For once, you are glad it's not another chef that boasts about using local produce. Chef Show Choong happily picks the best ingredients from all across the world and the best way to sample his intricate creations is to order the omakase tasting menu. I often think tasting menus are a lazy way for chef's to only prep a certain amount of dishes to reduce waste and boost profit margins, but when it comes to Japanese cuisine, you really do have to trust the sushi master on knowing what are the freshest ingredients on the market for that day.
The first six courses are more amuse-bouche type dishes but contain some top-notch ingredients matched with stupendous sauces. The first course of buna shimeji had a slightly nutty flavour and firm texture and was paired with an herby green sauce that gave the dish a welcome acidity.
The next few dishes were exceptionally fresh sashimi courses: Hamachi came with a zingy, vibrant yuzu ponzu. Tataki Chu Toro was as buttery a tuna as I've tried in London and only marginally seared to retain its flavours. It was served with an appetising jalapeño salsa, which left us longing for more. Octopus carpaccio had a soft texture, which wasn't overly chewy and the truffle mustard miso dressing should be bottled and sold in all premium supermarkets.
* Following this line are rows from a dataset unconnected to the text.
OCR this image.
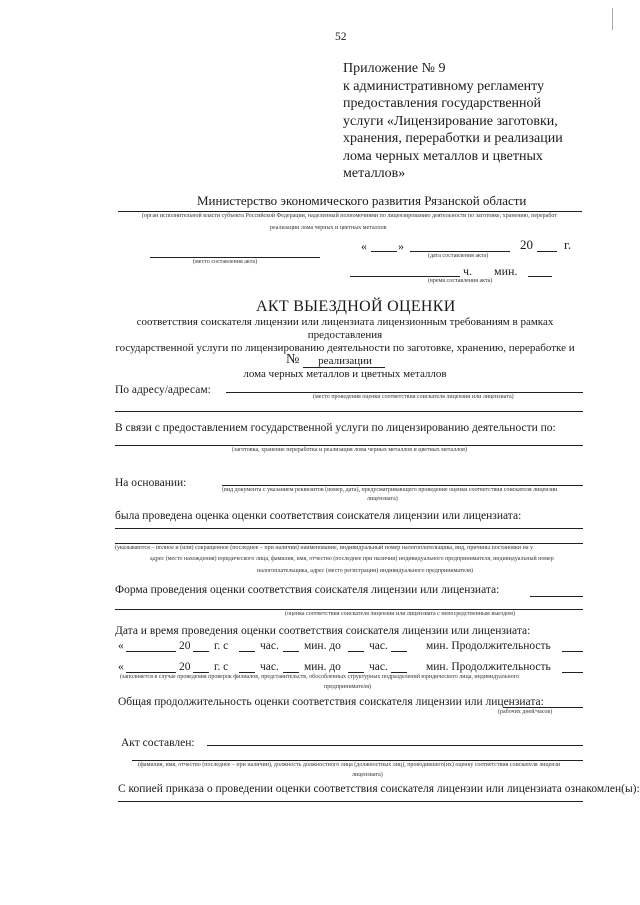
52
Приложение № 9
к административному регламенту
предоставления государственной
услуги «Лицензирование заготовки,
хранения, переработки и реализации
лома черных металлов и цветных
металлов»
Министерство экономического развития Рязанской области
(орган исполнительной власти субъекта Российской Федерации, наделенный полномочиями по лицензированию деятельности по заготовке, хранению, переработ
реализации лома черных и цветных металлов
(место составления акта)
«	»	20 г.
(дата составления акта)
ч. мин.
(время составления акта)
АКТ ВЫЕЗДНОЙ ОЦЕНКИ
соответствия соискателя лицензии или лицензиата лицензионным требованиям в рамках предоставления
государственной услуги по лицензированию деятельности по заготовке, хранению, переработке и реализации
лома черных металлов и цветных металлов
№
По адресу/адресам:
(место проведения оценки соответствия соискателя лицензии или лицензиата)
В связи с предоставлением государственной услуги по лицензированию деятельности по:
(заготовка, хранение переработка и реализация лома черных металлов и цветных металлов)
На основании:
(вид документа с указанием реквизитов (номер, дата), предусматривающего проведение оценки соответствия соискателя лицензии
лицензиата)
была проведена оценка оценки соответствия соискателя лицензии или лицензиата:
(указываются – полное и (или) сокращенное (последнее – при наличии) наименование, индивидуальный номер налогоплательщика, вид, причины постановки на у
адрес (место нахождения) юридического лица, фамилия, имя, отчество (последнее при наличии) индивидуального предпринимателя, индивидуальный номер
налогоплательщика, адрес (место регистрации) индивидуального предпринимателя)
Форма проведения оценки соответствия соискателя лицензии или лицензиата:
(оценка соответствия соискателя лицензии или лицензиата с непосредственным выездом)
Дата и время проведения оценки соответствия соискателя лицензии или лицензиата:
«	20 г. с	час. мин. до час.	мин. Продолжительность
«	20 г. с	час. мин. до час.	мин. Продолжительность
(заполняется в случае проведения проверок филиалов, представительств, обособленных структурных подразделений юридического лица, индивидуального
предпринимателя)
Общая продолжительность оценки соответствия соискателя лицензии или лицензиата:
(рабочих дней/часов)
Акт составлен:
(фамилия, имя, отчество (последнее – при наличии), должность должностного лица (должностных лиц), проводившего(их) оценку соответствия соискателя лицензи
лицензиата)
С копией приказа о проведении оценки соответствия соискателя лицензии или лицензиата ознакомлен(ы):
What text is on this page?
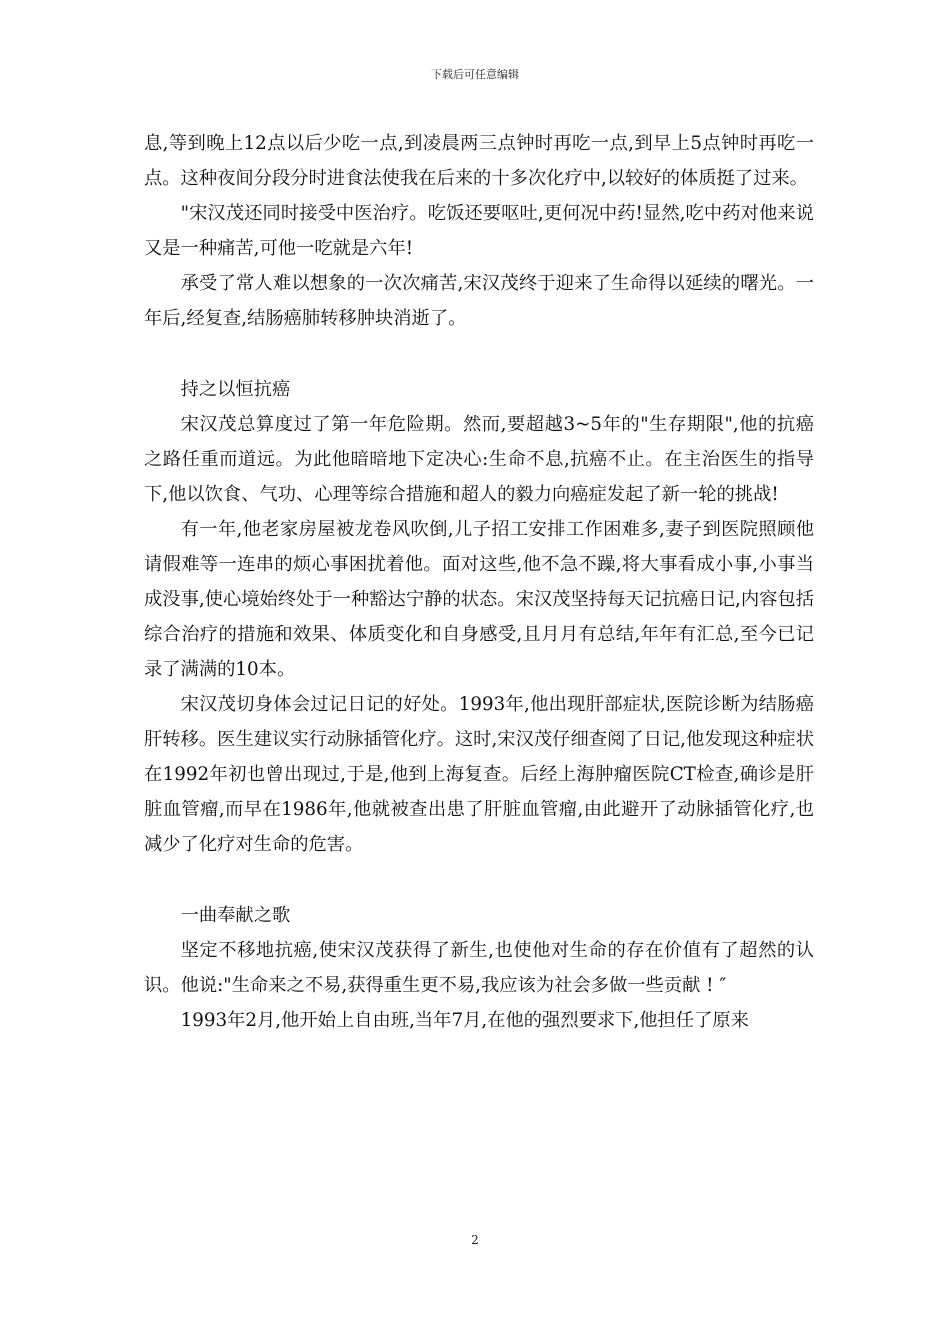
下载后可任意编辑

息,等到晚上12点以后少吃一点,到凌晨两三点钟时再吃一点,到早上5点钟时再吃一点。这种夜间分段分时进食法使我在后来的十多次化疗中,以较好的体质挺了过来。

"宋汉茂还同时接受中医治疗。吃饭还要呕吐,更何况中药!显然,吃中药对他来说又是一种痛苦,可他一吃就是六年!

承受了常人难以想象的一次次痛苦,宋汉茂终于迎来了生命得以延续的曙光。一年后,经复查,结肠癌肺转移肿块消逝了。

持之以恒抗癌

宋汉茂总算度过了第一年危险期。然而,要超越3~5年的"生存期限",他的抗癌之路任重而道远。为此他暗暗地下定决心:生命不息,抗癌不止。在主治医生的指导下,他以饮食、气功、心理等综合措施和超人的毅力向癌症发起了新一轮的挑战!

有一年,他老家房屋被龙卷风吹倒,儿子招工安排工作困难多,妻子到医院照顾他请假难等一连串的烦心事困扰着他。面对这些,他不急不躁,将大事看成小事,小事当成没事,使心境始终处于一种豁达宁静的状态。宋汉茂坚持每天记抗癌日记,内容包括综合治疗的措施和效果、体质变化和自身感受,且月月有总结,年年有汇总,至今已记录了满满的10本。

宋汉茂切身体会过记日记的好处。1993年,他出现肝部症状,医院诊断为结肠癌肝转移。医生建议实行动脉插管化疗。这时,宋汉茂仔细查阅了日记,他发现这种症状在1992年初也曾出现过,于是,他到上海复查。后经上海肿瘤医院CT检查,确诊是肝脏血管瘤,而早在1986年,他就被查出患了肝脏血管瘤,由此避开了动脉插管化疗,也减少了化疗对生命的危害。

一曲奉献之歌

坚定不移地抗癌,使宋汉茂获得了新生,也使他对生命的存在价值有了超然的认识。他说:"生命来之不易,获得重生更不易,我应该为社会多做一些贡献 ! ″

1993年2月,他开始上自由班,当年7月,在他的强烈要求下,他担任了原来

2
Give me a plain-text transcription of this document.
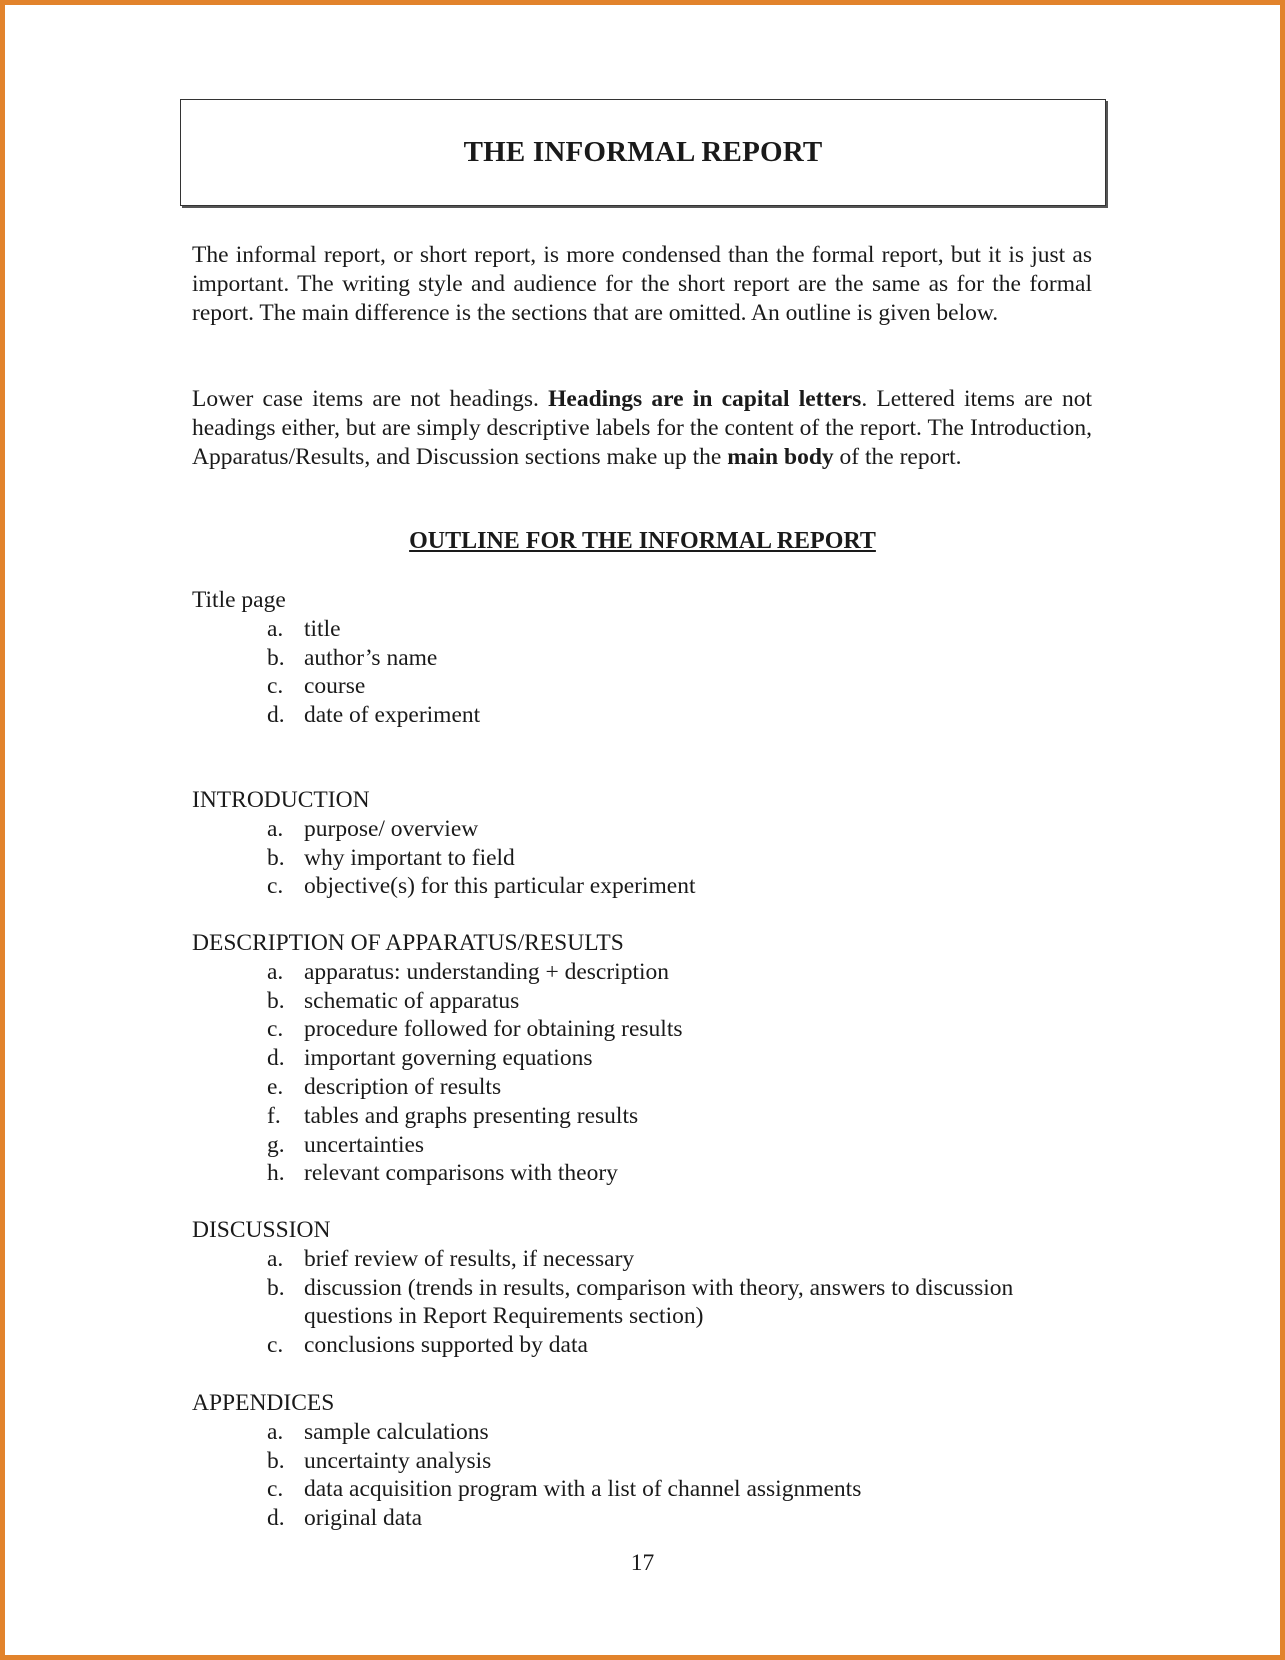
THE INFORMAL REPORT

The informal report, or short report, is more condensed than the formal report, but it is just as important. The writing style and audience for the short report are the same as for the formal report. The main difference is the sections that are omitted. An outline is given below.

Lower case items are not headings. Headings are in capital letters. Lettered items are not headings either, but are simply descriptive labels for the content of the report. The Introduction, Apparatus/Results, and Discussion sections make up the main body of the report.

OUTLINE FOR THE INFORMAL REPORT

Title page

a. title
b. author’s name
c. course
d. date of experiment

INTRODUCTION

a. purpose/ overview
b. why important to field
c. objective(s) for this particular experiment

DESCRIPTION OF APPARATUS/RESULTS

a. apparatus: understanding + description
b. schematic of apparatus
c. procedure followed for obtaining results
d. important governing equations
e. description of results
f. tables and graphs presenting results
g. uncertainties
h. relevant comparisons with theory

DISCUSSION

a. brief review of results, if necessary
b. discussion (trends in results, comparison with theory, answers to discussion questions in Report Requirements section)
c. conclusions supported by data

APPENDICES

a. sample calculations
b. uncertainty analysis
c. data acquisition program with a list of channel assignments
d. original data

17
Oysters aren't to everyone's taste, but if restaurants serve more warm options like the version from Tsukiji with a creamy sauce and tobiko, then it might be a more popular dish with the British public.
If there was a weakness, I would say the unakyu maki should have bigger pieces of eel, because you could barely taste the flavours especially when it was served with an overpowering teriyaki sauce.
Thankfully, if you were worried about needing to cook more food when you returned home, the nigiri sushi and black cod main courses were far more sizeable courses. The sushi was immaculately prepared so that the fresh seafood played the starring role rather than an over-abundance of rice. Whether it was the salmon roe or the scallops, the provenance of the ingredients was of the highest order.
The texture of the black cod was so silky smooth, I had to ask the waitress where it came from. Their supply gets flown in fresh all the way from Japan and you can really tell; the tender, rich texture and flavour was unlike anything you will find in traditional London restaurants.
As traditional at a Japanese restaurant, the omakase menu was finished off with a delightful green tea ice cream with chocolate ripple and raspberry compote. For a small, unassuming Japanese restaurant like Tsukiji, their tasting menu definitely packs a mighty punch.